자세 추정 (Pose Estimation)

import mediapipe as mp
import cv2

mp_pose = mp.solutions.pose

def calculate_angle(a, b, c):
    """세 점으로 각도 계산"""
    import numpy as np
    a = np.array(a)
    b = np.array(b)
    c = np.array(c)

    radians = np.arctan2(c[1] - b[1], c[0] - b[0]) - \
              np.arctan2(a[1] - b[1], a[0] - b[0])
    angle = np.abs(radians * 180.0 / np.pi)

    if angle > 180.0:
        angle = 360 - angle
    return angle

cap = cv2.VideoCapture(0)

with mp_pose.Pose(
    min_detection_confidence=0.5,
    min_tracking_confidence=0.5,
    model_complexity=1  # 0: Lite, 1: Full, 2: Heavy
) as pose:
    while cap.isOpened():
        ret, frame = cap.read()
        if not ret:
            break

        rgb_frame = cv2.cvtColor(frame, cv2.COLOR_BGR2RGB)
        results = pose.process(rgb_frame)
        frame = cv2.cvtColor(rgb_frame, cv2.COLOR_RGB2BGR)

        if results.pose_landmarks:
            landmarks = results.pose_landmarks.landmark
            h, w, _ = frame.shape

            # 팔꿈치 각도 계산
            shoulder = [landmarks[mp_pose.PoseLandmark.LEFT_SHOULDER.value].x * w,
                       landmarks[mp_pose.PoseLandmark.LEFT_SHOULDER.value].y * h]
            elbow = [landmarks[mp_pose.PoseLandmark.LEFT_ELBOW.value].x * w,
                    landmarks[mp_pose.PoseLandmark.LEFT_ELBOW.value].y * h]
            wrist = [landmarks[mp_pose.PoseLandmark.LEFT_WRIST.value].x * w,
                    landmarks[mp_pose.PoseLandmark.LEFT_WRIST.value].y * h]

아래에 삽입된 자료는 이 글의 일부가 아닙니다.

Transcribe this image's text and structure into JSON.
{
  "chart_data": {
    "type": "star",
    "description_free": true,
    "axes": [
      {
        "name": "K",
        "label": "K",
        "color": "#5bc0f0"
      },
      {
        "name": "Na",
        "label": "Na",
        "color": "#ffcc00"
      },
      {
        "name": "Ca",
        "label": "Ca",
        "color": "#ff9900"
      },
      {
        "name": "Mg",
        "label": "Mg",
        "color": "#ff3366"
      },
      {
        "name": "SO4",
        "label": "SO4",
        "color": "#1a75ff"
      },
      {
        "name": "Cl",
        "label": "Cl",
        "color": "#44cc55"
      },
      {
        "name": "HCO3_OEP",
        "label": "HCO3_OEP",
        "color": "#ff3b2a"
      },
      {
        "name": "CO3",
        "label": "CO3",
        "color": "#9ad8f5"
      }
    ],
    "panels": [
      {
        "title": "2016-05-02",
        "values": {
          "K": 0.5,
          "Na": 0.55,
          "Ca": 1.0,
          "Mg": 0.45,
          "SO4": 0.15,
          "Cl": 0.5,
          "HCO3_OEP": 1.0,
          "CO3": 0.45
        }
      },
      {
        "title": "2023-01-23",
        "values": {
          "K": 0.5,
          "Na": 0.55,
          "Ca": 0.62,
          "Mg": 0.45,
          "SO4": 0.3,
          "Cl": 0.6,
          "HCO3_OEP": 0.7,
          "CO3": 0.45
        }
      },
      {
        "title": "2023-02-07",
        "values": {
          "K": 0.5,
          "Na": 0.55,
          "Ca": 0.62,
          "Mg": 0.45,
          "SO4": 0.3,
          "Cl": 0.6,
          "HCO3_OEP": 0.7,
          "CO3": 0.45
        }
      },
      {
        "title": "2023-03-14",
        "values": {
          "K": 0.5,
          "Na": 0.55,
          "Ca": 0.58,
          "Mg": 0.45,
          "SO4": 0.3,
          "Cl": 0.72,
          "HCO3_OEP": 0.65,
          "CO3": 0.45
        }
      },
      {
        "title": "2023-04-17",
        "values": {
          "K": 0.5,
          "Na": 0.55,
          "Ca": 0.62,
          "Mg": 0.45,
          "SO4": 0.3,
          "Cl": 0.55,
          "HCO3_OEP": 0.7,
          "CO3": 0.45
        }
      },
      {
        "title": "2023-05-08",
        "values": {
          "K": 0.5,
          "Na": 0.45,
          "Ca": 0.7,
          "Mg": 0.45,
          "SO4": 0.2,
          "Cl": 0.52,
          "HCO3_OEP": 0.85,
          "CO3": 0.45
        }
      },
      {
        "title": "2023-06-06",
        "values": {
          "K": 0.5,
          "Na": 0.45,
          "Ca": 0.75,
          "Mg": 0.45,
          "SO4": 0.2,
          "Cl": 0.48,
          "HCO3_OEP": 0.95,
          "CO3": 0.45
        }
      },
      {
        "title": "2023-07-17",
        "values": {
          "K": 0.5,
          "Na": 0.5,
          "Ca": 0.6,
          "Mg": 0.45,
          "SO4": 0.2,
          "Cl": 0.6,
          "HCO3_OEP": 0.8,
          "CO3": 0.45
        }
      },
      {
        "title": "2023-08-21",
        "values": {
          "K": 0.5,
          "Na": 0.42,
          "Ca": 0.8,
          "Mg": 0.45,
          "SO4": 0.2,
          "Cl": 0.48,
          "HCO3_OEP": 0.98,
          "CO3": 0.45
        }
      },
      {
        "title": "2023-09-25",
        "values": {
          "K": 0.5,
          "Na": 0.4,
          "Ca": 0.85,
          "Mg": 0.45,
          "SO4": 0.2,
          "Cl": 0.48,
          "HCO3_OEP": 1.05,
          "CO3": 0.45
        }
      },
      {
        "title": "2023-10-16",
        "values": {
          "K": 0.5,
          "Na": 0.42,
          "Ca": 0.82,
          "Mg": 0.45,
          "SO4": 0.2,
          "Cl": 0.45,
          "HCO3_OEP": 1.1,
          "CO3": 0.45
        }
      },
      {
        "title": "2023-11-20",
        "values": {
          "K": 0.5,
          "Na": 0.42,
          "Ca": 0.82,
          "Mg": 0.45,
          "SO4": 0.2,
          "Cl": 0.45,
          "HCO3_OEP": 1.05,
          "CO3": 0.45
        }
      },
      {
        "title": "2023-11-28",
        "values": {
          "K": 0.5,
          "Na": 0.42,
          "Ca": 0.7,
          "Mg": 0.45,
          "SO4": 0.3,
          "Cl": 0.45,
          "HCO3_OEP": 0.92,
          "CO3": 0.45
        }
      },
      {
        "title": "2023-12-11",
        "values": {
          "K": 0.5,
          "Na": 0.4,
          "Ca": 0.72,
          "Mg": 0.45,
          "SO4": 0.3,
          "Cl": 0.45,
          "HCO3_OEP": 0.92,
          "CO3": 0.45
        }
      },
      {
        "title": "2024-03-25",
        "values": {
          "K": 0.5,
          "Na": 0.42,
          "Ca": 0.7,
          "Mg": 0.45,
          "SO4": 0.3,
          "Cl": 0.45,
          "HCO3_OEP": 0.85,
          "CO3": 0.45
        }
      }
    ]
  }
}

            angle = calculate_angle(shoulder, elbow, wrist)
            cv2.putText(frame, f"팔꿈치 각도: {angle:.1f}도",
                       (int(elbow[0]), int(elbow[1])),
                       cv2.FONT_HERSHEY_SIMPLEX, 0.8, (0, 255, 0), 2)

            mp.solutions.drawing_utils.draw_landmarks(
                frame, results.pose_landmarks, mp_pose.POSE_CONNECTIONS
            )

        cv2.imshow('자세 추정', frame)
        if cv2.waitKey(5) & 0xFF == ord('q'):
            break

cap.release()
cv2.destroyAllWindows()

MediaPipe Tasks API (최신 버전)

import mediapipe as mp
from mediapipe.tasks import python
from mediapipe.tasks.python import vision

# 객체 탐지 태스크
base_options = python.BaseOptions(model_asset_path='efficientdet_lite0.tflite')
options = vision.ObjectDetectorOptions(
    base_options=base_options,
    running_mode=vision.RunningMode.IMAGE,
    max_results=5,
    score_threshold=0.5
)

with vision.ObjectDetector.create_from_options(options) as detector:
    image = mp.Image.create_from_file('test_image.jpg')
    detection_result = detector.detect(image)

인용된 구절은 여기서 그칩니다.